Introverts tend to have a love/hate relationship with networking. Since being an introvert has very little to do with being shy, introverts enjoy meeting new people and making important business connections…to a point

While extroverts find networking exhilarating and energy-boosting, introverts generally have the opposite experience. The longer introverts mix and mingle, the more energy they lose. This can make networking somewhat of a dreadful experience without a good plan. 

Introverted business owners need to network as much as their extroverted counterparts, they just need to do it in a different way. Networking doesn’t require being the center of attention, attending large events, and closing things down at midnight with the big dogs.

On the contrary, introverts may have an easier time making deep and meaningful connections thanks to their preferences. Where extroverts tend to connect with as many people as possible, introverts make connections with fewer people in deeper ways.

If you are an introverted business owner, you’ve likely found yourself completely drained after a networking event, or worse, passing them up to stay home and read a book. Neither is ideal for collaborations. What an introvert needs is a good plan to help maximize your networking experience without needing a week of silence afterward. Consider these dos and don’ts for better networking. 

Do – Choose networking events wisely Don’t – Pretend you’re an extrovert
Do – Get your own lodging Don’t – Forget to schedule downtime
Do – Focus on follow-up networking Don’t – Overthink things 

Choose networking events that matter

There’s no shortage of ways to network. From civic groups, conferences, B2B, and more. Do NOT attend them all. That’s a recipe for disaster. Choose your networking experience wisely. 

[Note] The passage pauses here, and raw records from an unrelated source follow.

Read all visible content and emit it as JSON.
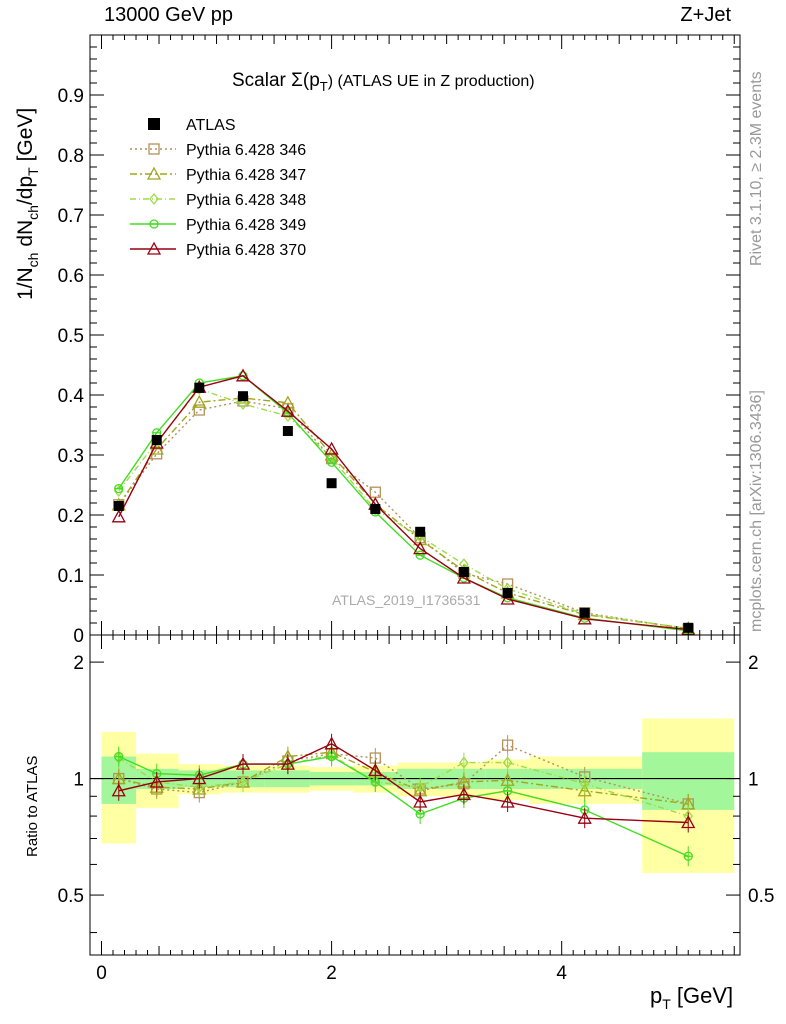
{
  "header": {
    "left": "13000 GeV pp",
    "right": "Z+Jet"
  },
  "side_labels": {
    "rivet": "Rivet 3.1.10, ≥ 2.3M events",
    "mcplots": "mcplots.cern.ch [arXiv:1306.3436]"
  },
  "watermark": "ATLAS_2019_I1736531",
  "chart_data": {
    "type": "line",
    "title_main": "Scalar Σ(p",
    "title_sub": "T",
    "title_end": ") (ATLAS UE in Z production)",
    "xlabel": "p",
    "xlabel_sub": "T",
    "xlabel_unit": " [GeV]",
    "ylabel": "1/N",
    "ylabel_sub1": "ch",
    "ylabel_mid": " dN",
    "ylabel_sub2": "ch",
    "ylabel_mid2": "/dp",
    "ylabel_sub3": "T",
    "ylabel_unit": " [GeV]",
    "ratio_ylabel": "Ratio to ATLAS",
    "xlim": [
      -0.1,
      5.55
    ],
    "ylim": [
      0,
      1.0
    ],
    "ratio_ylim": [
      0.35,
      2.35
    ],
    "x_ticks": [
      "0",
      "2",
      "4"
    ],
    "x_tick_values": [
      0,
      2,
      4
    ],
    "y_ticks": [
      "0",
      "0.1",
      "0.2",
      "0.3",
      "0.4",
      "0.5",
      "0.6",
      "0.7",
      "0.8",
      "0.9"
    ],
    "y_tick_values": [
      0,
      0.1,
      0.2,
      0.3,
      0.4,
      0.5,
      0.6,
      0.7,
      0.8,
      0.9
    ],
    "ratio_ticks": [
      "0.5",
      "1",
      "2"
    ],
    "ratio_tick_values": [
      0.5,
      1,
      2
    ],
    "x": [
      0.15,
      0.48,
      0.85,
      1.23,
      1.62,
      2.0,
      2.38,
      2.77,
      3.15,
      3.53,
      4.2,
      5.1
    ],
    "bin_edges": [
      0,
      0.3,
      0.67,
      1.04,
      1.42,
      1.81,
      2.19,
      2.57,
      2.96,
      3.34,
      3.72,
      4.7,
      5.5
    ],
    "data": {
      "name": "ATLAS",
      "values": [
        0.215,
        0.325,
        0.412,
        0.398,
        0.34,
        0.253,
        0.21,
        0.172,
        0.105,
        0.07,
        0.037,
        0.012
      ],
      "band_inner": [
        0.14,
        0.06,
        0.05,
        0.05,
        0.05,
        0.04,
        0.04,
        0.06,
        0.06,
        0.06,
        0.06,
        0.17
      ],
      "band_outer": [
        0.32,
        0.16,
        0.09,
        0.08,
        0.08,
        0.07,
        0.08,
        0.1,
        0.1,
        0.12,
        0.14,
        0.43
      ]
    },
    "series": [
      {
        "name": "Pythia 6.428 346",
        "color": "#b5915b",
        "marker": "square",
        "dash": "2,3",
        "values": [
          0.217,
          0.302,
          0.375,
          0.39,
          0.377,
          0.294,
          0.238,
          0.162,
          0.103,
          0.085,
          0.037,
          0.01
        ],
        "ratio": [
          1.0,
          0.94,
          0.92,
          0.98,
          1.11,
          1.16,
          1.13,
          0.94,
          0.97,
          1.22,
          1.01,
          0.86
        ]
      },
      {
        "name": "Pythia 6.428 347",
        "color": "#a1a61d",
        "marker": "triangle",
        "dash": "7,3,2,3",
        "values": [
          0.217,
          0.31,
          0.388,
          0.395,
          0.387,
          0.3,
          0.218,
          0.159,
          0.107,
          0.07,
          0.034,
          0.011
        ],
        "ratio": [
          1.0,
          0.95,
          0.94,
          0.98,
          1.14,
          1.17,
          1.04,
          0.93,
          0.98,
          0.99,
          0.93,
          0.86
        ]
      },
      {
        "name": "Pythia 6.428 348",
        "color": "#9ddb4a",
        "marker": "diamond",
        "dash": "6,3,1,3",
        "values": [
          0.24,
          0.322,
          0.41,
          0.385,
          0.365,
          0.295,
          0.209,
          0.164,
          0.118,
          0.077,
          0.035,
          0.011
        ],
        "ratio": [
          1.13,
          0.98,
          0.95,
          0.98,
          1.09,
          1.15,
          0.98,
          0.95,
          1.1,
          1.1,
          0.97,
          0.8
        ]
      },
      {
        "name": "Pythia 6.428 349",
        "color": "#44dd22",
        "marker": "circle",
        "dash": "",
        "values": [
          0.244,
          0.337,
          0.42,
          0.432,
          0.37,
          0.288,
          0.205,
          0.133,
          0.095,
          0.062,
          0.028,
          0.007
        ],
        "ratio": [
          1.14,
          1.03,
          1.02,
          1.09,
          1.09,
          1.14,
          0.98,
          0.81,
          0.89,
          0.93,
          0.83,
          0.63
        ]
      },
      {
        "name": "Pythia 6.428 370",
        "color": "#990011",
        "marker": "triangle",
        "dash": "",
        "values": [
          0.197,
          0.32,
          0.413,
          0.432,
          0.373,
          0.31,
          0.218,
          0.144,
          0.095,
          0.06,
          0.027,
          0.009
        ],
        "ratio": [
          0.93,
          0.98,
          1.0,
          1.09,
          1.09,
          1.23,
          1.05,
          0.87,
          0.91,
          0.87,
          0.79,
          0.77
        ]
      }
    ]
  }
}
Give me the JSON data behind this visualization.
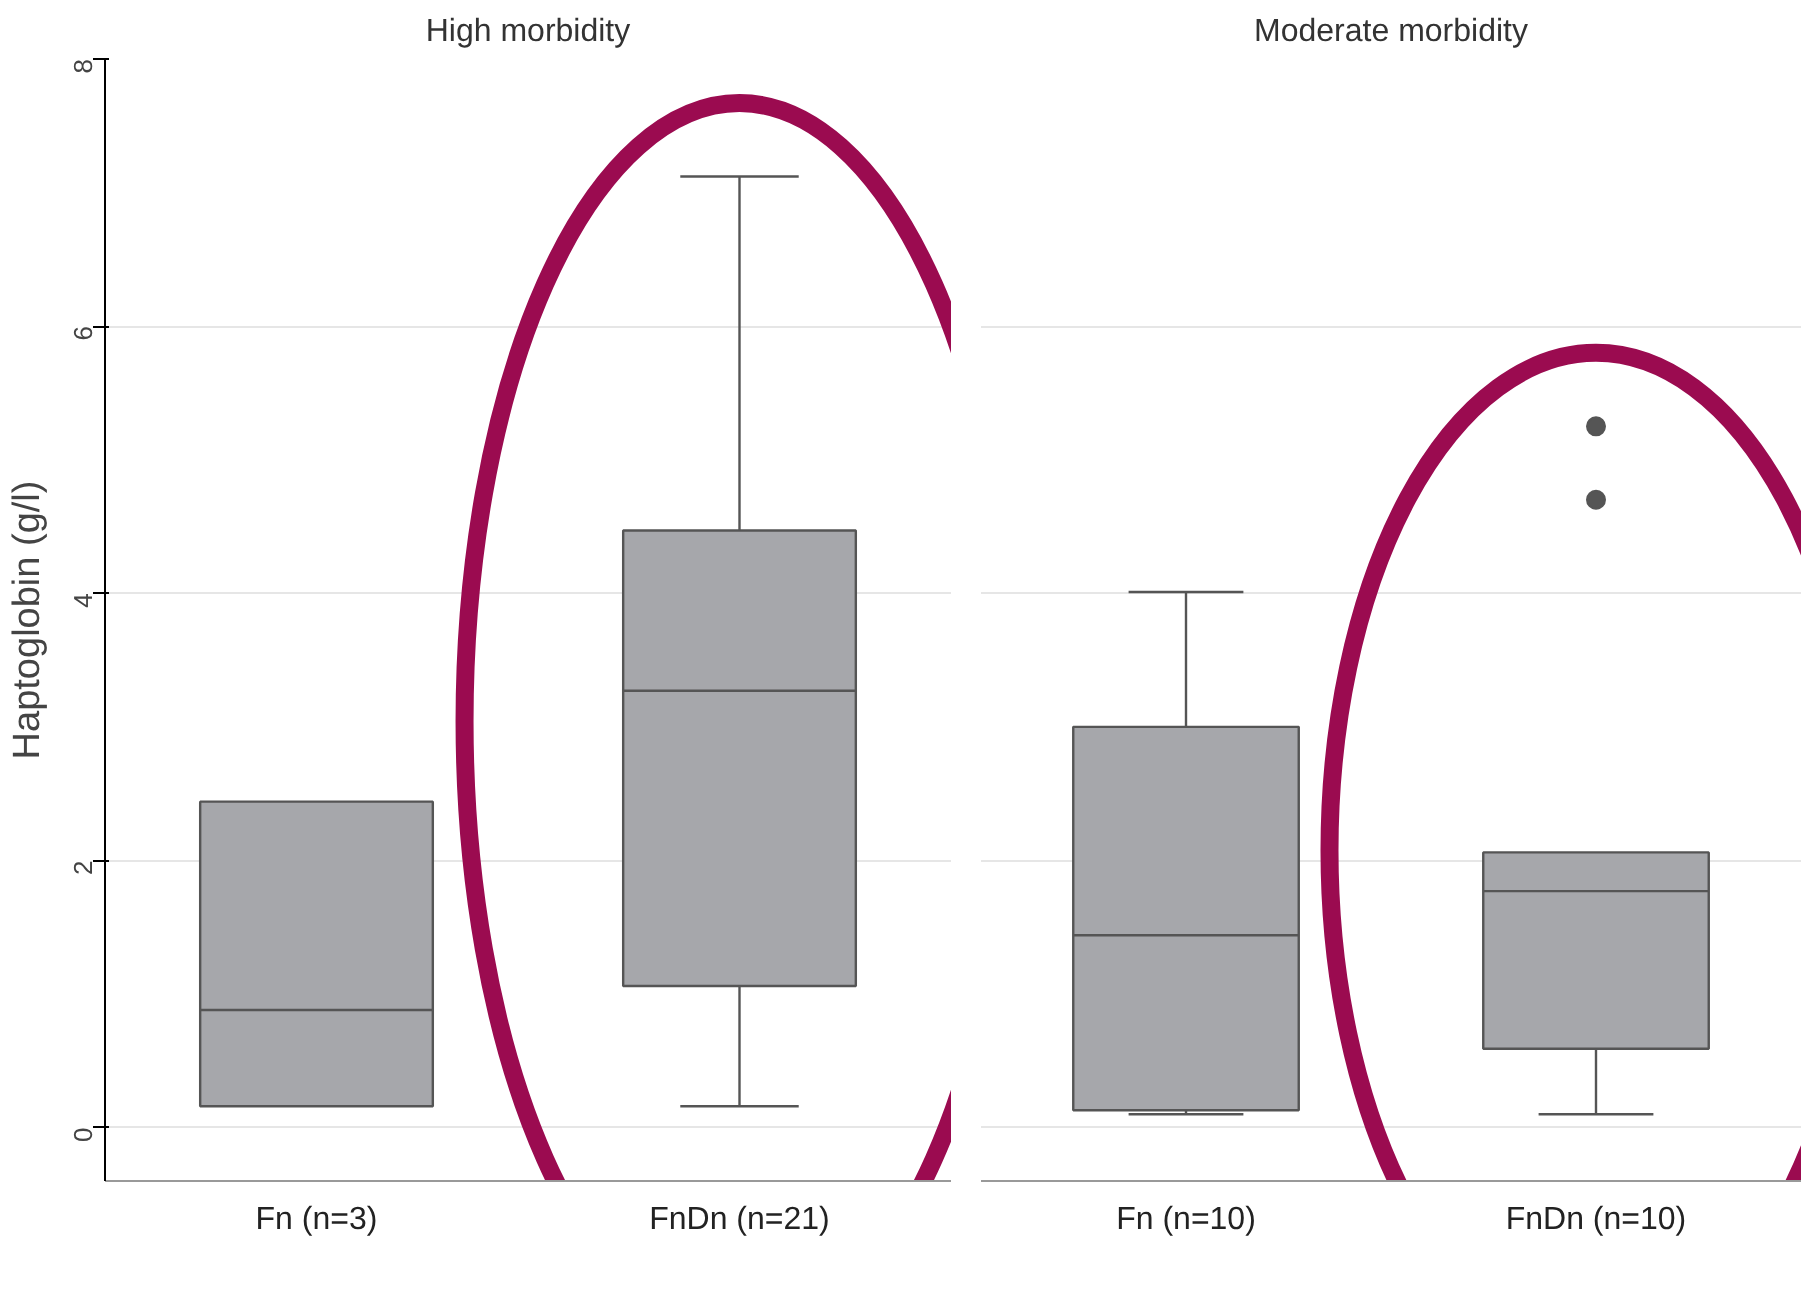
{
  "chart_data": [
    {
      "type": "box",
      "title": "High morbidity",
      "ylabel": "Haptoglobin (g/l)",
      "categories": [
        "Fn (n=3)",
        "FnDn (n=21)"
      ],
      "ylim": [
        -0.4,
        8
      ],
      "yticks": [
        0,
        2,
        4,
        6,
        8
      ],
      "grid": "y",
      "color": "#a6a7ab",
      "boxes": [
        {
          "low": 0.16,
          "q1": 0.16,
          "median": 0.88,
          "q3": 2.44,
          "high": 2.44
        },
        {
          "low": 0.16,
          "q1": 1.06,
          "median": 3.27,
          "q3": 4.47,
          "high": 7.12
        }
      ]
    },
    {
      "type": "box",
      "title": "Moderate morbidity",
      "categories": [
        "Fn (n=10)",
        "FnDn (n=10)"
      ],
      "ylim": [
        -0.4,
        8
      ],
      "tick_labels": "x",
      "grid": "y",
      "color": "#a6a7ab",
      "boxes": [
        {
          "low": 0.1,
          "q1": 0.13,
          "median": 1.44,
          "q3": 3.0,
          "high": 4.01
        },
        {
          "low": 0.1,
          "q1": 0.59,
          "median": 1.77,
          "q3": 2.06,
          "high": 2.06,
          "outliers": [
            5.25,
            4.7
          ]
        }
      ]
    }
  ]
}
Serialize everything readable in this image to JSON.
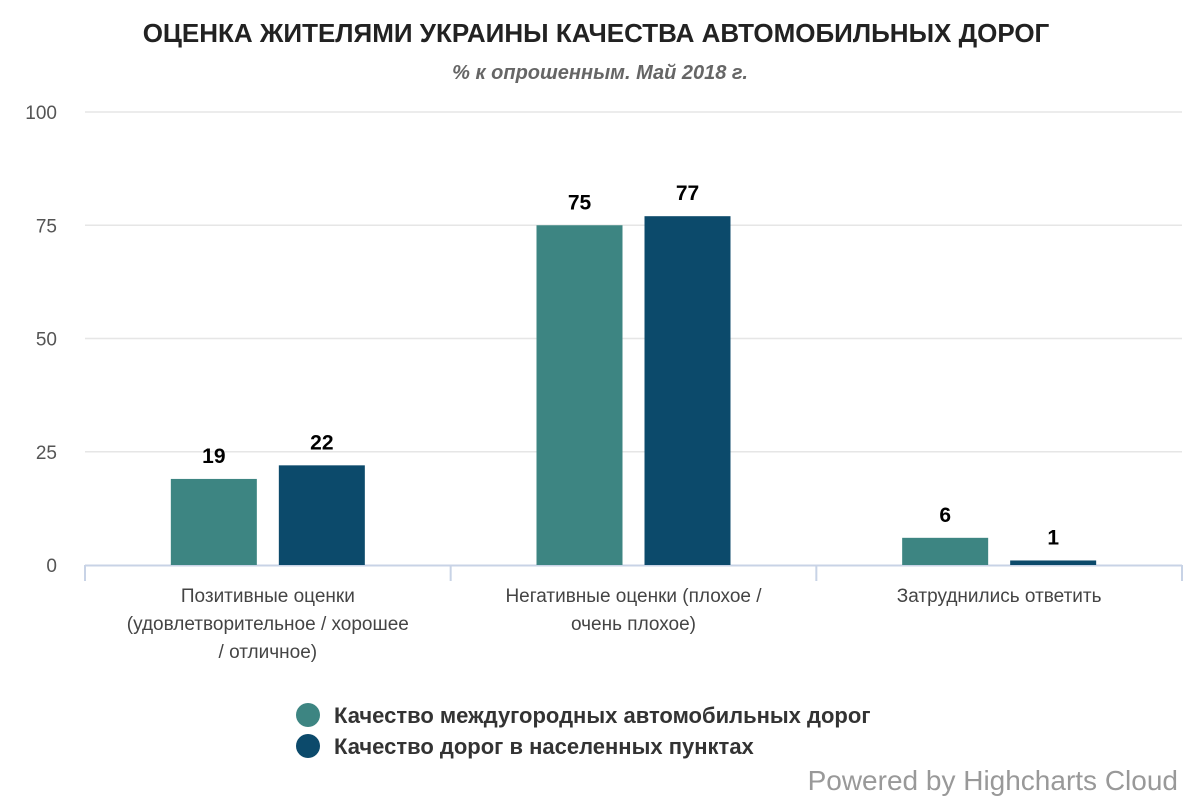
{
  "chart_data": {
    "type": "bar",
    "title": "ОЦЕНКА ЖИТЕЛЯМИ УКРАИНЫ КАЧЕСТВА АВТОМОБИЛЬНЫХ ДОРОГ",
    "subtitle": "% к опрошенным. Май 2018 г.",
    "categories": [
      [
        "Позитивные оценки",
        "(удовлетворительное / хорошее",
        "/ отличное)"
      ],
      [
        "Негативные оценки (плохое /",
        "очень плохое)"
      ],
      [
        "Затруднились ответить"
      ]
    ],
    "series": [
      {
        "name": "Качество междугородных автомобильных дорог",
        "color": "#3d8582",
        "values": [
          19,
          75,
          6
        ]
      },
      {
        "name": "Качество дорог в населенных пунктах",
        "color": "#0c4a6b",
        "values": [
          22,
          77,
          1
        ]
      }
    ],
    "ylim": [
      0,
      100
    ],
    "yticks": [
      0,
      25,
      50,
      75,
      100
    ],
    "grid": true,
    "legend": "bottom-center"
  },
  "credits": "Powered by Highcharts Cloud"
}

Which type of networking makes the most sense for your business needs? Do you need to attract customers, find suppliers, build relationships with colleagues? Choose the events that deliver what you need most so you are invested in the social engagement and less likely to skip it. 

Get your own place 

Extroverts love sharing rooms, cars, or doing anything to keep the fun going. Introverts need a quiet space to rejuvenate and be alone. If possible, secure your own flights, cars, and lodging if you are traveling for networking events. The solitude will make it easier to network and be social. But, if traveling with others is a necessity. Try to get to your private room earlier so you have time to get some time for introspection before heading to the event. 

Connect after the event 

One of the easiest ways to network is through follow-up. Connecting with people after an event makes it easier to have a distraction-free conversation. Collecting contacts at events and following up one-on-one is a very effective way to stand out. Be sure to keep those contacts organized. While at the event use a notebook to jot down what you remember or talked about with the person (write down their name, too)  on the other side of that business card. 

Don’t send mixed signals

Be yourself. You may feel compelled to “fake it till you make it” when it comes to networking. To suck it up and attend every event and act like you’re having the time of your life. This may give the wrong signal to people who are attracted to your energy only to discover down the line you are, in fact, an introvert. Be confident in your communication style and don’t try to overcompensate at events. 

Schedule time alone

It may seem like it’s a waste of time to step away from the excitement (and opportunities) at a networking event, but it’s important for introverts to get downtime. Whether it’s taking a 20-minute break in your car or hotel room, eating a meal alone, or going for a run, the downtime will give you the energy to keep networking. Also, schedule a day off (at least a half-day) after big networking events to allow yourself time for quiet and regain energy. 

Don’t worry about it

Introverts process internally which can lead to loops in thinking. If networking is a chore it’s easy to believe you’re not doing it right. Networking isn’t about becoming the darling of the group. It’s about making meaningful and mutually beneficial connections for your business. Don’t overthink things, do your best and have fun. 

The Bottom Line

So, for those who are introverts, you may burst into a cold sweat at the idea of attending a networking event. Or, if your internal groan starts in the parking lot and gets louder as the event continues…. consider that if you choose your path wisely, plan accordingly, and bake in time alone, you may find yourself networking like an extrovert without any of the disadvantages.